Interesting result...
Last edited:
How about this? Integrate W wrt x:TheFool said:After looking at the graph, it's similar to the Lambert W function when |x|<1/e: [tex]-W(-x)=\sum_{m=1}^{\infty}{\frac{m^{m-1}x^{m}}{m!}}[/tex] Subtracting 1 from both sides will make it approximately equal to your sum. However, there is no way to manipulate my series to put yours in terms of the W function.
TheFool said:Well, it would seem I don't belong posting in this forum. I shouldn't have missed that.
arithmetic said:No, that`s wrong.
Yours is shorter and better. From what you stated, you just need one step further ...
and voilá, 1/ 1-...
Is this right?arithmetic said:[itex]\sum_{m=0}^\infty \frac{(m-1)^{m-1}x^{m}}{m!}[/itex]

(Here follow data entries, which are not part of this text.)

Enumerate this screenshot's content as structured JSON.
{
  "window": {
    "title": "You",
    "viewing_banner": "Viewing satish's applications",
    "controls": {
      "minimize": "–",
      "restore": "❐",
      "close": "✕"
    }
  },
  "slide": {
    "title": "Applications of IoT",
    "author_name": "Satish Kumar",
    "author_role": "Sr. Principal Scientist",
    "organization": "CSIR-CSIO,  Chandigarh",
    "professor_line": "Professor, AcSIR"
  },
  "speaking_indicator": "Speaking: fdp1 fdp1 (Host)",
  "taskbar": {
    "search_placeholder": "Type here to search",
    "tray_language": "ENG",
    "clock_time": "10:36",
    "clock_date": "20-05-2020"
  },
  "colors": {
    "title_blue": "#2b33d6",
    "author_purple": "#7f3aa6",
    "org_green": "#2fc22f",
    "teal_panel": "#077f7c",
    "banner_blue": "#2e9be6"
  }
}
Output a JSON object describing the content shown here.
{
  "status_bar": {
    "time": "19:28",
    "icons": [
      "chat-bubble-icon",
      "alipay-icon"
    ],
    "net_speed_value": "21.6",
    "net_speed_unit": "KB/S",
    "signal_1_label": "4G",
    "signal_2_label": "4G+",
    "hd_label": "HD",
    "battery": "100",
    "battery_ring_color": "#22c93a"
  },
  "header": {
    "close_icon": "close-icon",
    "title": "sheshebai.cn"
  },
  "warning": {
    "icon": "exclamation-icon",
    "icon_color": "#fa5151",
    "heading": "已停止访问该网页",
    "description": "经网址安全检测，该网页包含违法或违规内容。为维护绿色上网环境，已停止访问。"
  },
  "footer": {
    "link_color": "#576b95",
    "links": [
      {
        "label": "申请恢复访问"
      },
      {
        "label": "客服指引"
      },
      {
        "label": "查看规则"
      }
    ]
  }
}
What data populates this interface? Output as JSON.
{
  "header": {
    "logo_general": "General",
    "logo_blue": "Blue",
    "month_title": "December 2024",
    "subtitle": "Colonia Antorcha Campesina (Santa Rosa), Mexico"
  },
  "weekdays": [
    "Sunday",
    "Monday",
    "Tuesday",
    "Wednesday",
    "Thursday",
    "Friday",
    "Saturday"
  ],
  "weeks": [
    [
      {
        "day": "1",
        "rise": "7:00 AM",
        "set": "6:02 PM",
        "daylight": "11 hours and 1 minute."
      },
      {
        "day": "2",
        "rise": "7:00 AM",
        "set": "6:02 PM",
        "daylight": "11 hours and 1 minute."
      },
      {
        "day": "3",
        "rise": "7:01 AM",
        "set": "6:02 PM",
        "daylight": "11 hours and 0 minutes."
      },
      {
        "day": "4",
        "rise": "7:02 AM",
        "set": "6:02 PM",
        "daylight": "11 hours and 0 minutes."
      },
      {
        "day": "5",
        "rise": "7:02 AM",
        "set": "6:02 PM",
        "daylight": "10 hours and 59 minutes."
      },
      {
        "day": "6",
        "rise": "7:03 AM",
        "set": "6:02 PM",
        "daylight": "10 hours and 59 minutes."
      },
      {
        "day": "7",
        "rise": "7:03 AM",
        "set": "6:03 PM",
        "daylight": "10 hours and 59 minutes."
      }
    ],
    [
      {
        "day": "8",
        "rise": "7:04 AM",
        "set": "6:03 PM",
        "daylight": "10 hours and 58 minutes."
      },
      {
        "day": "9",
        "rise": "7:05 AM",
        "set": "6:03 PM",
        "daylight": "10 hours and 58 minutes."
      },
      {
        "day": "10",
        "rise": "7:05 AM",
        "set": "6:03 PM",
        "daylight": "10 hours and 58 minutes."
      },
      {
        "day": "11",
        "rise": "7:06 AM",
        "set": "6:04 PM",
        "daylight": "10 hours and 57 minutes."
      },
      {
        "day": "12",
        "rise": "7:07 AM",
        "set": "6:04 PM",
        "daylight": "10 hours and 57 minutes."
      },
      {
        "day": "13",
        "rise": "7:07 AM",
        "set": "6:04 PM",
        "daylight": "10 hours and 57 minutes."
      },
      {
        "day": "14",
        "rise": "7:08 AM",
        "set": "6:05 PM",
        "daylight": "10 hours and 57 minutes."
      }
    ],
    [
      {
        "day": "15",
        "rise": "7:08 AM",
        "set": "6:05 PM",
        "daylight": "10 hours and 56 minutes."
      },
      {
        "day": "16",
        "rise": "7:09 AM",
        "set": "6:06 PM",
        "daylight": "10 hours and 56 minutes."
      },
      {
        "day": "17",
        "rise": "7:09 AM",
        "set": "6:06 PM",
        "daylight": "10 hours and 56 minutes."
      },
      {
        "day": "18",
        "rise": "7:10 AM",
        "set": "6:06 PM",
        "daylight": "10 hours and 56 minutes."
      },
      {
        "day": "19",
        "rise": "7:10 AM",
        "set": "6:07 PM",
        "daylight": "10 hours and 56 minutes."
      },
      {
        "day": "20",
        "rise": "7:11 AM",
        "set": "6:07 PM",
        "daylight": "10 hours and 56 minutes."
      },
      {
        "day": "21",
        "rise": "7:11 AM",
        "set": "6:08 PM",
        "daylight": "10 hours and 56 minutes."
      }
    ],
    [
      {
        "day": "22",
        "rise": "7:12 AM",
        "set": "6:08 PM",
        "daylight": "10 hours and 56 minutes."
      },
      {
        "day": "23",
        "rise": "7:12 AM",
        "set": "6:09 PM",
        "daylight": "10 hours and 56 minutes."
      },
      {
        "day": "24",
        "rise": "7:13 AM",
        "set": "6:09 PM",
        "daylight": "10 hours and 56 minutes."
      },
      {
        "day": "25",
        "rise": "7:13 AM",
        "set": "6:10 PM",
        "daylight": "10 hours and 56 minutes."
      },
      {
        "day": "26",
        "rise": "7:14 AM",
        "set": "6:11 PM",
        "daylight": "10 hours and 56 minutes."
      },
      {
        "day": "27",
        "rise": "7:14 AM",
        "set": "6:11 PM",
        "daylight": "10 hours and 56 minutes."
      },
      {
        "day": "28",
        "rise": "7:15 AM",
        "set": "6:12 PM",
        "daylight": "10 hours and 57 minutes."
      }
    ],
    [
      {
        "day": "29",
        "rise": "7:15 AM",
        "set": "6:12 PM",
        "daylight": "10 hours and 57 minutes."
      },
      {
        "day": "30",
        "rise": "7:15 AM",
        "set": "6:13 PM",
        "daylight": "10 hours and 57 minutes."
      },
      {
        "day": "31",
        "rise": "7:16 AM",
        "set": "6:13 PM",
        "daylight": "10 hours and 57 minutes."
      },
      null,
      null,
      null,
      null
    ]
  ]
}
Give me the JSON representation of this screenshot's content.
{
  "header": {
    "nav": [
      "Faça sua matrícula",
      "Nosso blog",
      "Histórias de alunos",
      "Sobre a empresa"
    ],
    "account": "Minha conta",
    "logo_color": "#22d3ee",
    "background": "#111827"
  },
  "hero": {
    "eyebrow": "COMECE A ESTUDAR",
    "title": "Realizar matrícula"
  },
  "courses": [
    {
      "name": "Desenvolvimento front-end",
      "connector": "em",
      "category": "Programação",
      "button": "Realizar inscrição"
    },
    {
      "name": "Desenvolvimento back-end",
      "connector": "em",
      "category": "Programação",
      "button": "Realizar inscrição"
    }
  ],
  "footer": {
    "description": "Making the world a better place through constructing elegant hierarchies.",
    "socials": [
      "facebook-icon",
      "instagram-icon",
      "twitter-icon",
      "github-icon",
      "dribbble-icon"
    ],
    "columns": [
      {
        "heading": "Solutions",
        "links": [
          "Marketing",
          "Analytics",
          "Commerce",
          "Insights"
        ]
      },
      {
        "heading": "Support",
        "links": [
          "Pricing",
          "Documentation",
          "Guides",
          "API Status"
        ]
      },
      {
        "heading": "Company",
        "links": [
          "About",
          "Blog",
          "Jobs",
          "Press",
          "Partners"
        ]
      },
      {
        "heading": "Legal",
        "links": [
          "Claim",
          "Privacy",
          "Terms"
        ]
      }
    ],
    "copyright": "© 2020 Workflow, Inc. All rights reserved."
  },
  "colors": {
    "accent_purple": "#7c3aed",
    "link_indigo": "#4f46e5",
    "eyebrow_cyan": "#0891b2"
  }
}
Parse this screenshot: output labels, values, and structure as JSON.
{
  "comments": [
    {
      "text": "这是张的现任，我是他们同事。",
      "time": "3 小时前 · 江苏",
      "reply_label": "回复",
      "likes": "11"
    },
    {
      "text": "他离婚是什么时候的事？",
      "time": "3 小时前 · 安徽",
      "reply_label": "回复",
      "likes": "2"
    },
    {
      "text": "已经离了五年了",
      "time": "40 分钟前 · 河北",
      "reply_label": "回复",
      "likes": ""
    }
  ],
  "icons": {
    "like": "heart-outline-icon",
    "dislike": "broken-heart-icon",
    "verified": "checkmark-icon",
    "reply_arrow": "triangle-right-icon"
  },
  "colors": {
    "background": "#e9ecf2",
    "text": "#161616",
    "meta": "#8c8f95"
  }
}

micromass said:Did you actually know the answer to this problem??
A Taylor series is a mathematical representation of a function as an infinite sum of terms that are calculated from the values of the function's derivatives at a single point.
Finding the function for a Taylor series allows us to approximate a complicated function with a simpler one that is easier to work with. It also helps us to understand the behavior of a function around a specific point.
To find the function for a Taylor series, we need to first determine the center point around which the series is based. Then, we calculate the derivatives of the function at that point and plug them into the general formula for a Taylor series.
The general formula for a Taylor series is f(x) = f(c) + f'(c)(x-c) + (f''(c)/2!)(x-c)^2 + (f'''(c)/3!)(x-c)^3 + ...
Taylor series are commonly used in mathematics, physics, and engineering to approximate functions, solve differential equations, and analyze the behavior of systems. They are also used in computer graphics and animation to create smooth curves and surfaces.